一方MCASでは「ユーザがファイルをアップロード可能」と「ファイル共有機能有り」をリスクとは見なさず、むしろ「合格」としているようです。
■リスクを評価するMVC for ShadowIT、機能充足度を評価するMCAS
MVC for ShadowITはクラウドサービスを利用する上で「リスク」として捉えるべき評価軸をクラウドセキュリティアライアンス(CSA)と共同開発し、約50項目程の観点からクラウドの安全性を評価します。その中でも特にファイルアップロード/共有の有無は「リスクが高い」と判定する傾向にあります。
一方、MCASはファイルアップロード/共有の有無を「高評価」しているため、リスクを判定するスコアではなく「機能が充実しているか」を考慮しているようです。こう考えると、MCASによるクラウド評価では「満点」となるクラウドサービスが存在するのも納得出来ます。リスクの有無を重視しているのではなく、マイクロソフト視点で「機能が充足していれば満点」なのですから。
MVC for ShadowITは「リスクの有無を評価する」ので、クラウドストレージでっあっても「ファイルアップロード機能はリスク有り」と判断します。但し、その他の暗号化や各種認証資格の有無も鑑み創造的に安全かどうかを判定します。
■DX推進がクラウド採用の効率化と思う企業ならMCAS、リスクを評価したいならMVC
上記の評価の方向性から企業としてDXを推進していてクラウドを迅速に採用することがDXと考えている企業であれば、MCASを採用することで「CASBで問題無しと判断されました」というストーリーで「セキュリテイ部門」が間に入ることを避けることが出来そうです。実際、DX推進を掲げる企業の中には「何かしようとするとセキュリテイ部門が邪魔してくる」と考えてる企業は少なくありませんし、DXを推進している人達の多くはセキュリテイの専門家ではなく、セキュリテイ部門を排除したいと考えている企業も少なく有りません。
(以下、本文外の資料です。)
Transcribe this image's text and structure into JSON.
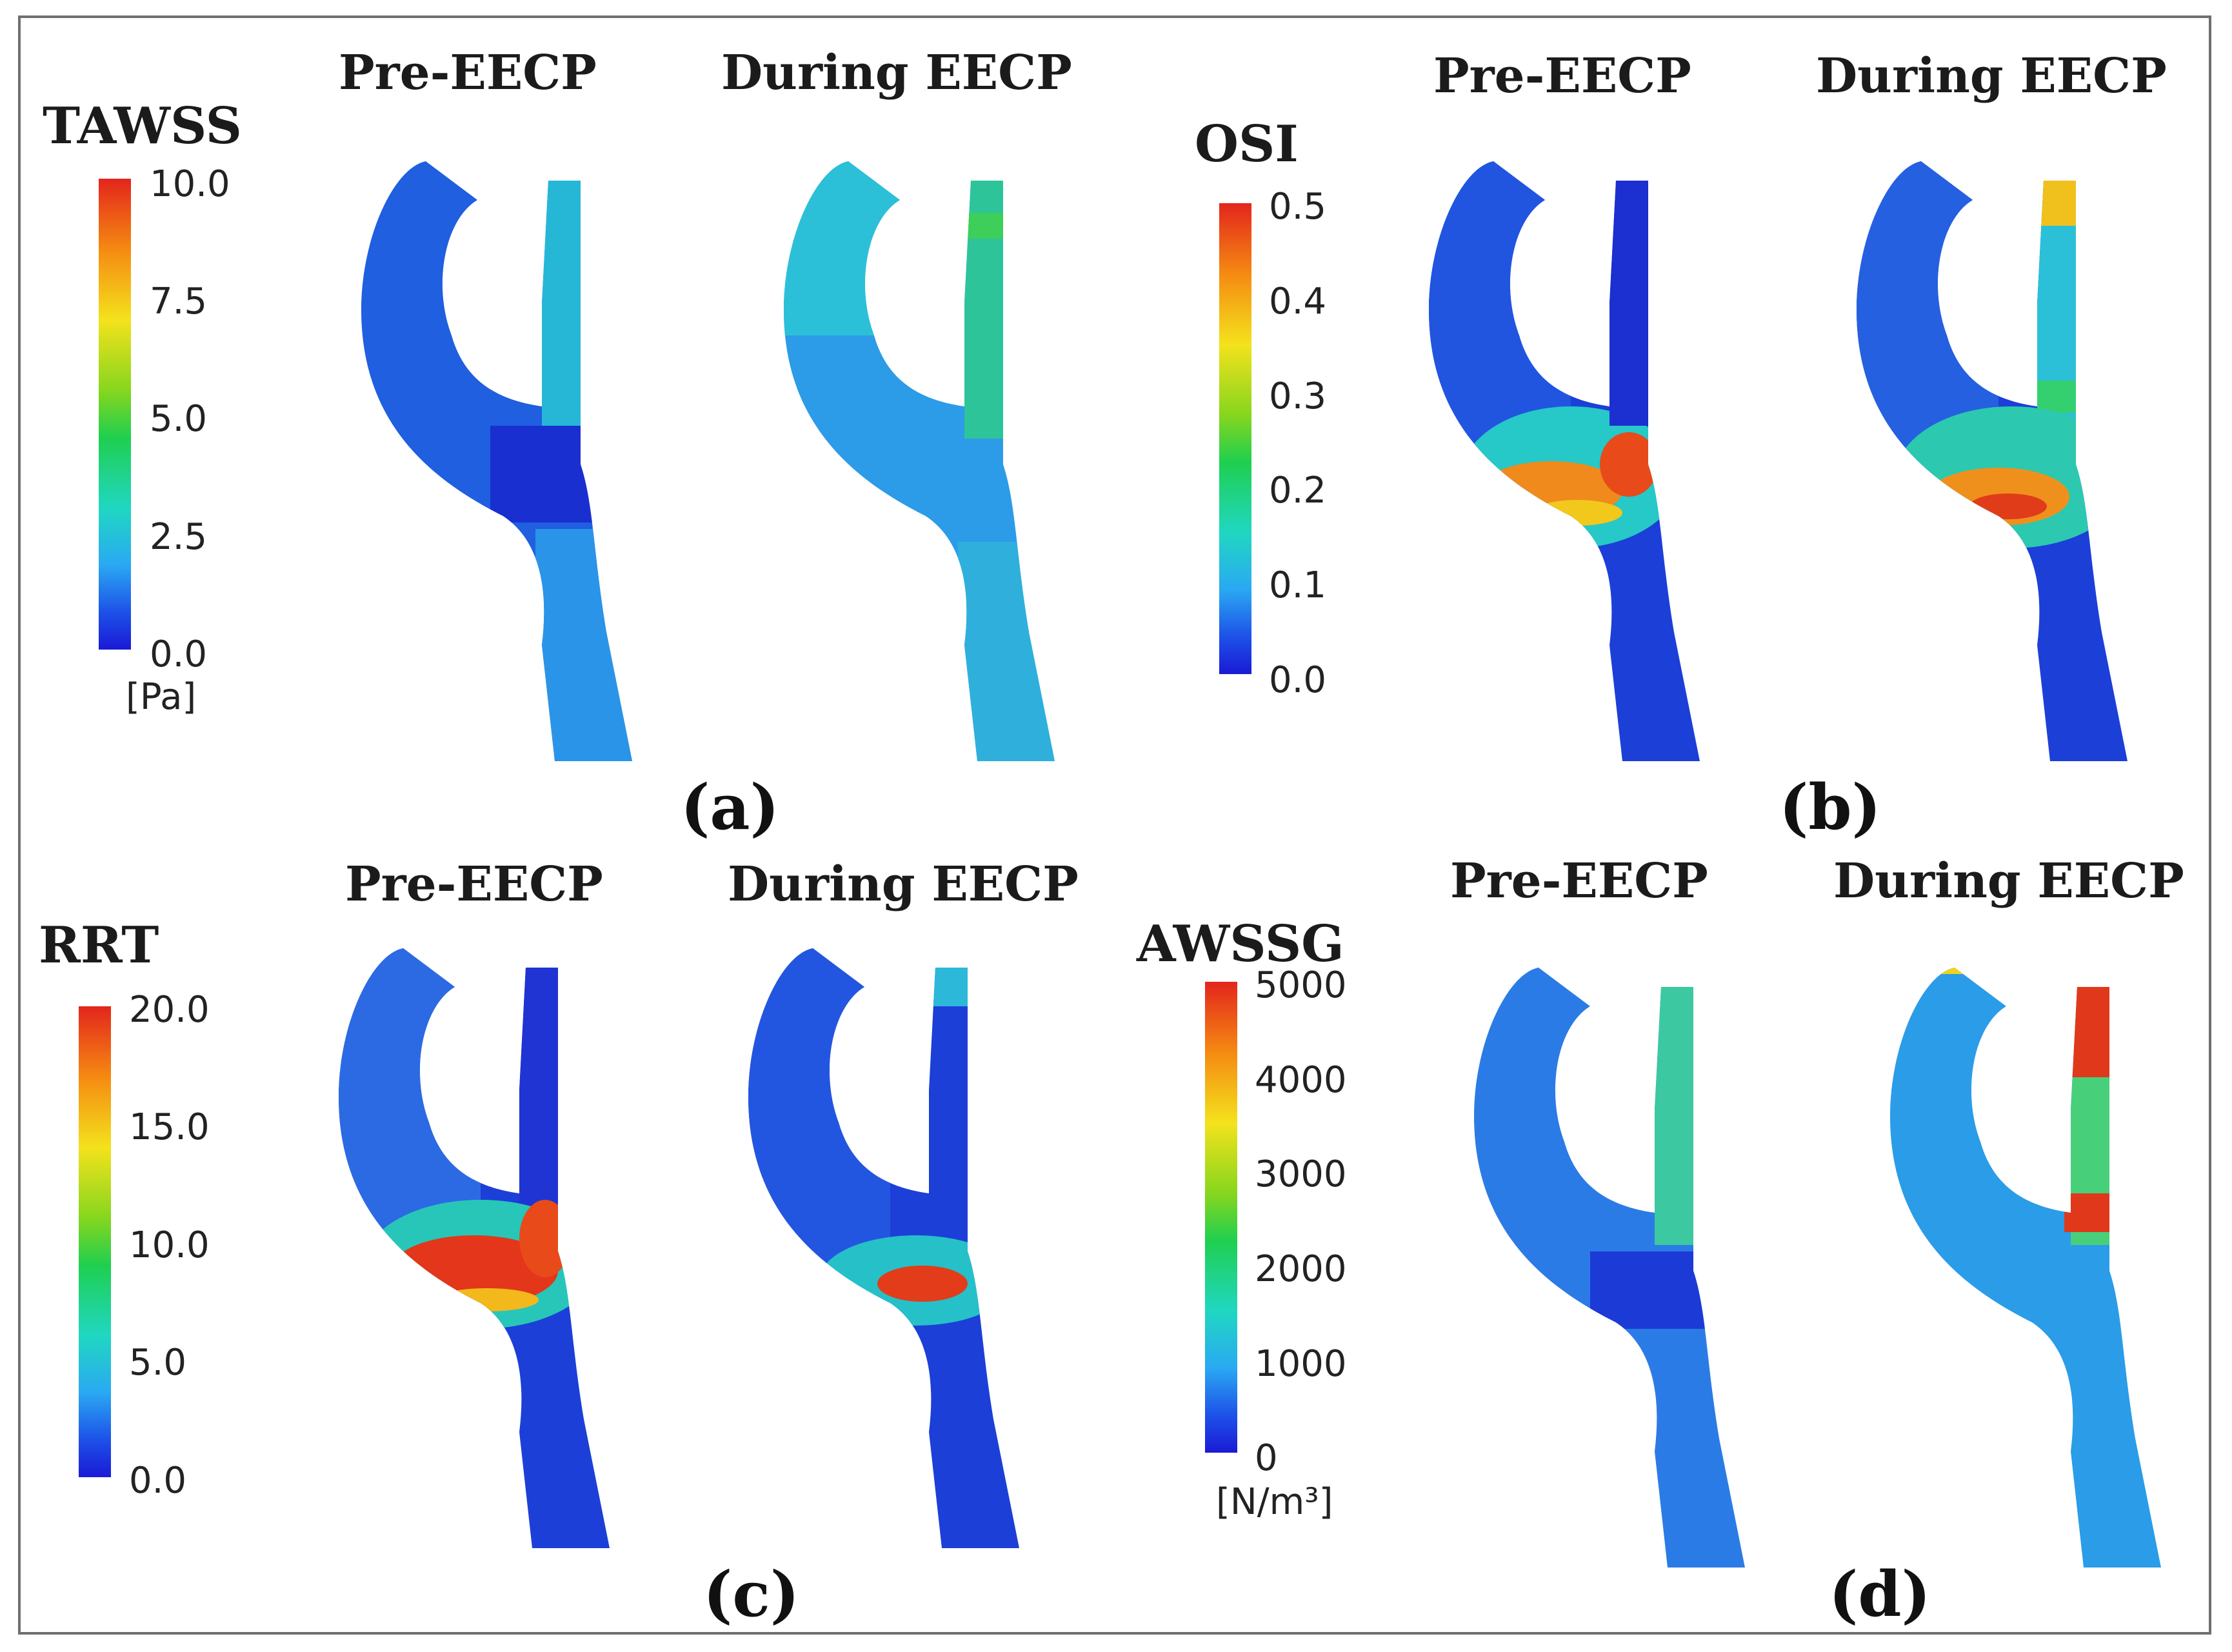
{
  "columns": {
    "pre": "Pre-EECP",
    "during": "During EECP"
  },
  "panels": [
    {
      "id": "a",
      "letter": "(a)",
      "metric": "TAWSS",
      "ticks": [
        "10.0",
        "7.5",
        "5.0",
        "2.5",
        "0.0"
      ],
      "unit": "[Pa]"
    },
    {
      "id": "b",
      "letter": "(b)",
      "metric": "OSI",
      "ticks": [
        "0.5",
        "0.4",
        "0.3",
        "0.2",
        "0.1",
        "0.0"
      ],
      "unit": ""
    },
    {
      "id": "c",
      "letter": "(c)",
      "metric": "RRT",
      "ticks": [
        "20.0",
        "15.0",
        "10.0",
        "5.0",
        "0.0"
      ],
      "unit": ""
    },
    {
      "id": "d",
      "letter": "(d)",
      "metric": "AWSSG",
      "ticks": [
        "5000",
        "4000",
        "3000",
        "2000",
        "1000",
        "0"
      ],
      "unit": "[N/m³]"
    }
  ],
  "colormap": [
    "#1a1ad6",
    "#2aa9f2",
    "#20d7c2",
    "#1fcf4f",
    "#f4e21c",
    "#f58a12",
    "#e3251c"
  ]
}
事実、そういったストーリのもとクラウドサービスをDXの掛け声で導入した結果、設定ミスが発見され情報漏えいに繋がっている事例があとを絶ちません。「とりあえず安全と言ってくれる」ソリューションにニーズがあるのは確かです。
一方でCovid-19感染拡大でサイバー攻撃の戦術が高度化しており、今まで以上にしっかりセキュリテイ対策を検討をしなければならないと考える企業も存在します。そういった企業は「多少細かい指摘をしてくるMVC for ShadowIT」を採用してみてはいかがでしょうか。